There is another way to determine the age of the Earth. If we see an hourglass whose sand has run out, we know that it was turned over longer ago than the time interval it measures. Similarly, if we find that a radioactive parent was once abundant but has since run out, we know that it too was set longer ago than the time interval it measures. There are in fact many, many more parent isotopes than those listed in Table 1. However, most of them are no longer found naturally on Earth--they have run out. Their half-lives range down to times shorter than we can measure. Every single element has radioisotopes that no longer exist on Earth!
Now, if we look at which radioisotopes still exist and which do not, we find a very interesting fact. Nearly all isotopes with half-lives shorter than half a billion years are no longer in existence. For example, although most rocks contain significant amounts of Calcium, the isotope Calcium-41 (half-life 130,000 years does not exist just as potassium-38, -42, -43, etc. do not (Fig. 7). Just about the only radioisotopes found naturally are those with very long half-lives of close to a billion years or longer, as illustrated in the time line in Fig. 8.

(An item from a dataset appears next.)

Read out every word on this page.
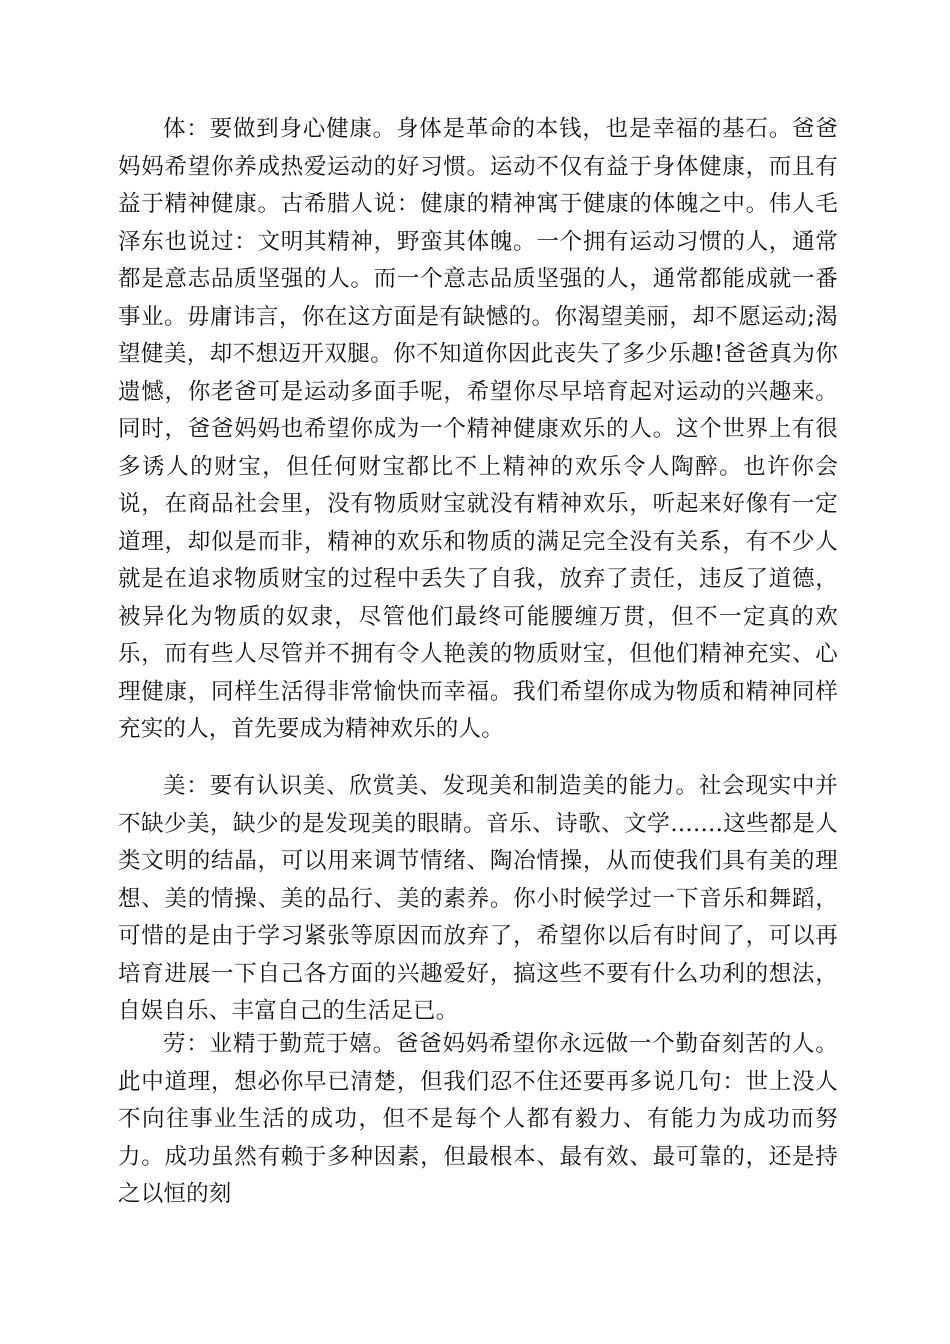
体：要做到身心健康。身体是革命的本钱，也是幸福的基石。爸爸妈妈希望你养成热爱运动的好习惯。运动不仅有益于身体健康，而且有益于精神健康。古希腊人说：健康的精神寓于健康的体魄之中。伟人毛泽东也说过：文明其精神，野蛮其体魄。一个拥有运动习惯的人，通常都是意志品质坚强的人。而一个意志品质坚强的人，通常都能成就一番事业。毋庸讳言，你在这方面是有缺憾的。你渴望美丽，却不愿运动;渴望健美，却不想迈开双腿。你不知道你因此丧失了多少乐趣!爸爸真为你遗憾，你老爸可是运动多面手呢，希望你尽早培育起对运动的兴趣来。同时，爸爸妈妈也希望你成为一个精神健康欢乐的人。这个世界上有很多诱人的财宝，但任何财宝都比不上精神的欢乐令人陶醉。也许你会说，在商品社会里，没有物质财宝就没有精神欢乐，听起来好像有一定道理，却似是而非，精神的欢乐和物质的满足完全没有关系，有不少人就是在追求物质财宝的过程中丢失了自我，放弃了责任，违反了道德，被异化为物质的奴隶，尽管他们最终可能腰缠万贯，但不一定真的欢乐，而有些人尽管并不拥有令人艳羡的物质财宝，但他们精神充实、心理健康，同样生活得非常愉快而幸福。我们希望你成为物质和精神同样充实的人，首先要成为精神欢乐的人。

美：要有认识美、欣赏美、发现美和制造美的能力。社会现实中并不缺少美，缺少的是发现美的眼睛。音乐、诗歌、文学…….这些都是人类文明的结晶，可以用来调节情绪、陶冶情操，从而使我们具有美的理想、美的情操、美的品行、美的素养。你小时候学过一下音乐和舞蹈，可惜的是由于学习紧张等原因而放弃了，希望你以后有时间了，可以再培育进展一下自己各方面的兴趣爱好，搞这些不要有什么功利的想法，自娱自乐、丰富自己的生活足已。

劳：业精于勤荒于嬉。爸爸妈妈希望你永远做一个勤奋刻苦的人。此中道理，想必你早已清楚，但我们忍不住还要再多说几句：世上没人不向往事业生活的成功，但不是每个人都有毅力、有能力为成功而努力。成功虽然有赖于多种因素，但最根本、最有效、最可靠的，还是持之以恒的刻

The only isotopes present with shorter half-lives are those that have a source constantly replenishing them. Chlorine-36 (shown in Fig. 7) is one such "cosmogenic" isotope, ... In a number of cases there is evidence, particularly in meteorites, that shorter-lived isotopes existed at some point in the past, but have since become extinct. Some of these isotopes and their half-lives are given in Table II. This is conclusive evidence that the solar system was created longer ago than the span of these half lives! On the other hand, the existence in nature of parent isotopes with half lives around a billion years and longer is strong evidence that the Earth was created not longer ago than several billion years. The Earth is old enough that radioactive isotopes with half-lives less than half a billion years decayed away, but not so old that radioactive isotopes with longer half-lives are gone. This is just like finding hourglasses measuring a long time interval still going, while hourglasses measuring shorter intervals have run out.

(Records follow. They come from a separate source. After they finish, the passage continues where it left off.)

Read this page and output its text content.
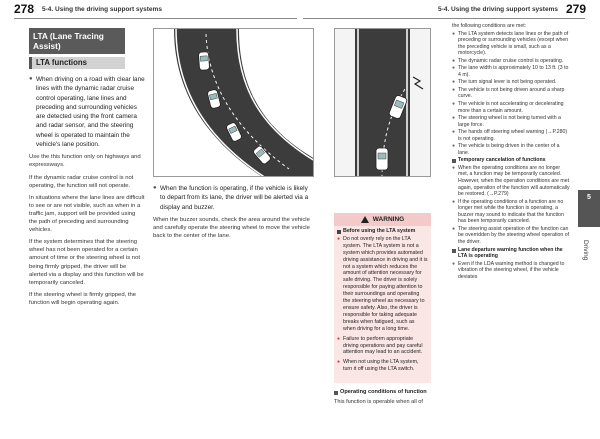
278 5-4. Using the driving support systems	5-4. Using the driving support systems 279
LTA (Lane Tracing Assist)
LTA functions
● When driving on a road with clear lane lines with the dynamic radar cruise control operating, lane lines and preceding and surrounding vehicles are detected using the front camera and radar sensor, and the steering wheel is operated to maintain the vehicle's lane position.
Use the this function only on highways and expressways.
If the dynamic radar cruise control is not operating, the function will not operate.
In situations where the lane lines are difficult to see or are not visible, such as when in a traffic jam, support will be provided using the path of preceding and surrounding vehicles.
If the system determines that the steering wheel has not been operated for a certain amount of time or the steering wheel is not being firmly gripped, the driver will be alerted via a display and this function will be temporarily canceled.
If the steering wheel is firmly gripped, the function will begin operating again.
● When the function is operating, if the vehicle is likely to depart from its lane, the driver will be alerted via a display and buzzer.
When the buzzer sounds, check the area around the vehicle and carefully operate the steering wheel to move the vehicle back to the center of the lane.
WARNING
Before using the LTA system
● Do not overly rely on the LTA system. The LTA system is not a system which provides automated driving assistance in driving and it is not a system which reduces the amount of attention necessary for safe driving. The driver is solely responsible for paying attention to their surroundings and operating the steering wheel as necessary to ensure safety. Also, the driver is responsible for taking adequate breaks when fatigued, such as when driving for a long time.
● Failure to perform appropriate driving operations and pay careful attention may lead to an accident.
● When not using the LTA system, turn it off using the LTA switch.
Operating conditions of function
This function is operable when all of
the following conditions are met:
● The LTA system detects lane lines or the path of preceding or surrounding vehicles (except when the preceding vehicle is small, such as a motorcycle).
● The dynamic radar cruise control is operating.
● The lane width is approximately 10 to 13 ft. (3 to 4 m).
● The turn signal lever is not being operated.
● The vehicle is not being driven around a sharp curve.
● The vehicle is not accelerating or decelerating more than a certain amount.
● The steering wheel is not being turned with a large force.
● The hands off steering wheel warning (→P.280) is not operating.
● The vehicle is being driven in the center of a lane.
Temporary cancelation of functions
● When the operating conditions are no longer met, a function may be temporarily canceled. However, when the operation conditions are met again, operation of the function will automatically be restored. (→P.279)
● If the operating conditions of a function are no longer met while the function is operating, a buzzer may sound to indicate that the function has been temporarily canceled.
● The steering assist operation of the function can be overridden by the steering wheel operation of the driver.
Lane departure warning function when the LTA is operating
● Even if the LDA warning method is changed to vibration of the steering wheel, if the vehicle deviates
5
Driving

The dense calcite formation in Devil's Hole is a closed system: once trapped by the deposition onto the formation the radioactive impurities are covered by layer after layer of newer deposits.

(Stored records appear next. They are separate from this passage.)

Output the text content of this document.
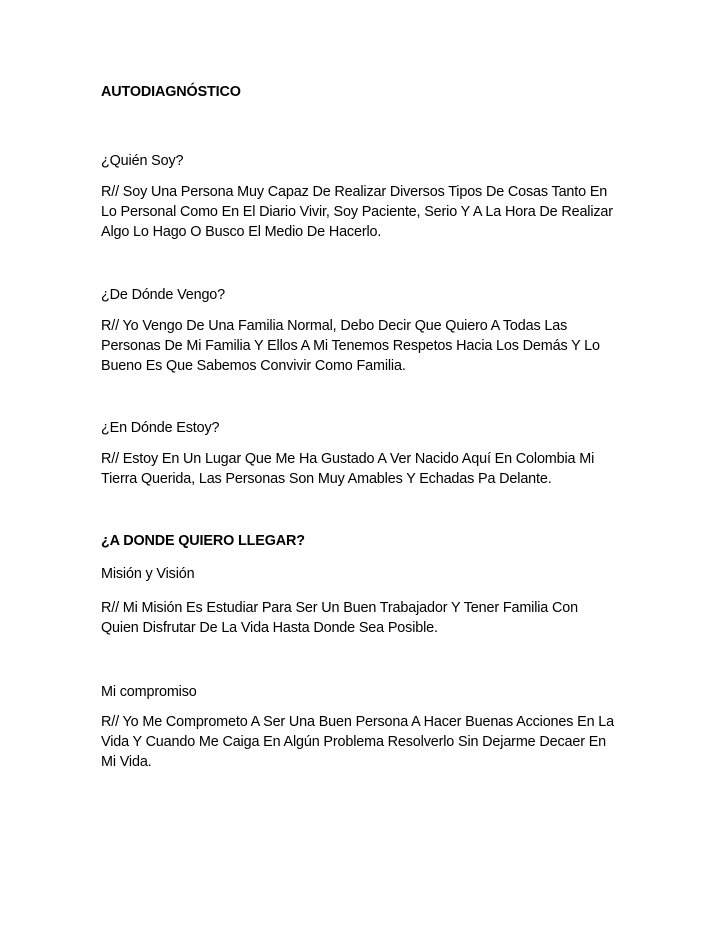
AUTODIAGNÓSTICO
¿Quién Soy?
R// Soy Una Persona Muy Capaz De Realizar Diversos Tipos De Cosas Tanto En
Lo Personal Como En El Diario Vivir, Soy Paciente, Serio Y A La Hora De Realizar
Algo Lo Hago O Busco El Medio De Hacerlo.
¿De Dónde Vengo?
R// Yo Vengo De Una Familia Normal, Debo Decir Que Quiero A Todas Las
Personas De Mi Familia Y Ellos A Mi Tenemos Respetos Hacia Los Demás Y Lo
Bueno Es Que Sabemos Convivir Como Familia.
¿En Dónde Estoy?
R// Estoy En Un Lugar Que Me Ha Gustado A Ver Nacido Aquí En Colombia Mi
Tierra Querida, Las Personas Son Muy Amables Y Echadas Pa Delante.
¿A DONDE QUIERO LLEGAR?
Misión y Visión
R// Mi Misión Es Estudiar Para Ser Un Buen Trabajador Y Tener Familia Con
Quien Disfrutar De La Vida Hasta Donde Sea Posible.
Mi compromiso
R// Yo Me Comprometo A Ser Una Buen Persona A Hacer Buenas Acciones En La
Vida Y Cuando Me Caiga En Algún Problema Resolverlo Sin Dejarme Decaer En
Mi Vida.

This means that radioactive impurities have nowhere to go, and thus they should be findable ... if they haven't decayed away.
We know that there were deposits of carbon in the calcite because they were measuring the δ13C content at each sample depth.
They were not measuring δ14C because it decays away after roughly 50,000 years, and once covered by calcite there is no way to replenish the 14C in the vein.
This is one of several cosmogenic isotopes that would be deposited in the formation.
This confirms that the calcite vein is older than 50,000 years, and this confirms that the earth is older that 50,000 years.